Ayant fait ce que le roi attendait de lui et enfin rejoint son bénéfice, il s’appliqua à l’administrer mais s’y révéla excentrique et violent de caractère et surtout d’une avarice incroyable qui le rendit odieux à tout le monde. Il fallut attendre la disgrâce de son frère en 1693 (cf notice suivante), pour que les langues se délient. On lui fit faire de sérieuses remontrances par son métropolitain qu’il obligea à se déplacer à Fréjus. Finalement convoqué à Paris, il quitta Fréjus fin 1695 qu’il ne revit plus ; il y essuya de vifs reproches de Louis XIV en personne et finit par consentir, le 5 janvier 1697, à céder son évêché à son neveu, Louis, fils d’Antoine. Mais la nomination obtenue, Luc d’Aquin voulut reprendre sa démission, s’opposer au sacre de son neveu qui eut lieu malgré lui dans l’église de Sorbonne, le 16 juin 1697 et rentrer de nouveau en possession de son siège. Ce qu’il prétendit avec opiniâtreté contre Louis d’Aquin et continua encore au début du pontificat de Mgr de Fleury.
On l’exila en Bretagne. Autorisé finalement à rentrer à Paris, il s’y retira auprès de son frère Louis-Thomas (1643-1710), l’ancien prévôt d’Aups devenu doyen de l’église Saint-Thomas-du-Louvre. C’est là qu’il mourut le 2 mars 1718, rue Matignon.
Il sera inhumé dans l’église Saint-Thomas-du-Louvre, qui, par sa fusion avec l’église Saint-Nicolas-du-Louvre et sa reconstruction en 1744 deviendra Saint-Louis-du-Louvre (aujourd’hui disparue). Il n’y trouva pas pour autant le repos car c’est là que vint le rejoindre quelques décennies plus tard la dépouille de son deuxième compétiteur, le cardinal de Fleury !

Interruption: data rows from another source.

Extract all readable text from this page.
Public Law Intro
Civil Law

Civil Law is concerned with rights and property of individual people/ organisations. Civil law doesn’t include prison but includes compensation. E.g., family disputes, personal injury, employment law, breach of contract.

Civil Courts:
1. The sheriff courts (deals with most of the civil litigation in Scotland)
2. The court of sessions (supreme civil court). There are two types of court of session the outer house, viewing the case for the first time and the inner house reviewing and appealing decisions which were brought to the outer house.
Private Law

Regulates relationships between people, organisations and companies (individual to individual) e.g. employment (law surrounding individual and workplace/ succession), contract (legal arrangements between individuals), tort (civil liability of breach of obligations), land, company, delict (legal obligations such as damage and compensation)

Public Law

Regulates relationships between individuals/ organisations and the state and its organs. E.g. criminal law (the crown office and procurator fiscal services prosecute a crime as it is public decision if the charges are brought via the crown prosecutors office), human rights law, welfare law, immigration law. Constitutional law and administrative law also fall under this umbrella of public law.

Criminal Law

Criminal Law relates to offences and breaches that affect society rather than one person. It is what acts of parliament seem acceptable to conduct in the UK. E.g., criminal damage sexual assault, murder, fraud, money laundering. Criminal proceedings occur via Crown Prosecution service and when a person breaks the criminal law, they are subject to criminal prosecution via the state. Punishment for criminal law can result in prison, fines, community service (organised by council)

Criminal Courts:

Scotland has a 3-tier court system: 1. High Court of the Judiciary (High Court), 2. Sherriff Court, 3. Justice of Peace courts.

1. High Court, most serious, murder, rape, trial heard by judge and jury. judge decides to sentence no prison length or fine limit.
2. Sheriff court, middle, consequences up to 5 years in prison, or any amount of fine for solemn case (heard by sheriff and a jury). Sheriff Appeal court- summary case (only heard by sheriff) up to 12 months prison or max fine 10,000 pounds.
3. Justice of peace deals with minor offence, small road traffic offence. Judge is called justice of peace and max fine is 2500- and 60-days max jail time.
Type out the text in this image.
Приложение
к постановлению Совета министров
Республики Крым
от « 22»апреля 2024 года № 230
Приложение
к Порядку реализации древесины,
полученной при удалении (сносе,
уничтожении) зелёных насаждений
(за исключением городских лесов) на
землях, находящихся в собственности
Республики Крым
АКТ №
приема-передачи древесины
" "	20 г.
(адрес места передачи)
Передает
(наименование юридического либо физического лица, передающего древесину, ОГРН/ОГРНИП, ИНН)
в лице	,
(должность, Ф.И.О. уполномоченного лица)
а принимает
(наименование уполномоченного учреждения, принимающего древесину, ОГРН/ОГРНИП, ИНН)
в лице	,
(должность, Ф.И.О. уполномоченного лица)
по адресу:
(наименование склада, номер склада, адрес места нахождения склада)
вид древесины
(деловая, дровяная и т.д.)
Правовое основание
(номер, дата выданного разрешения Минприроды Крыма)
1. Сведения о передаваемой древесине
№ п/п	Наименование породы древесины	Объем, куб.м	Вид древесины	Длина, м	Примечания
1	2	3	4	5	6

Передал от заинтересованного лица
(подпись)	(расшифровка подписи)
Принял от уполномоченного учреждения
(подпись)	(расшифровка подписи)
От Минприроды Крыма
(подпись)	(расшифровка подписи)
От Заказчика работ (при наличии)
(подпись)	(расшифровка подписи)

Sous l’Empire, lors du creusement d’une galerie souterraine reliant le Louvre aux Tuileries, sous la place du Carrousel où se situait l’église, son corps qui reposait dans un cercueil de bois enfermé dans un autre de plomb avec l’inscription « Messire Luc d’Aquin, évêque de Fréjus, décédée du 2 mars 1718 a été inhumée le 3 dudit mois de mars, même année, âgé de 77 ans. Requiescat in pace », fut exhumé et transféré dans l’église Saint-Germain-l’Auxerrois. Il fut ouvert pendant la Commune et ré-inhumé au même lieu, dans la chapelle de la Sainte-Vierge, dans un nouveau cercueil de chêne sur lequel on replaça l’inscription.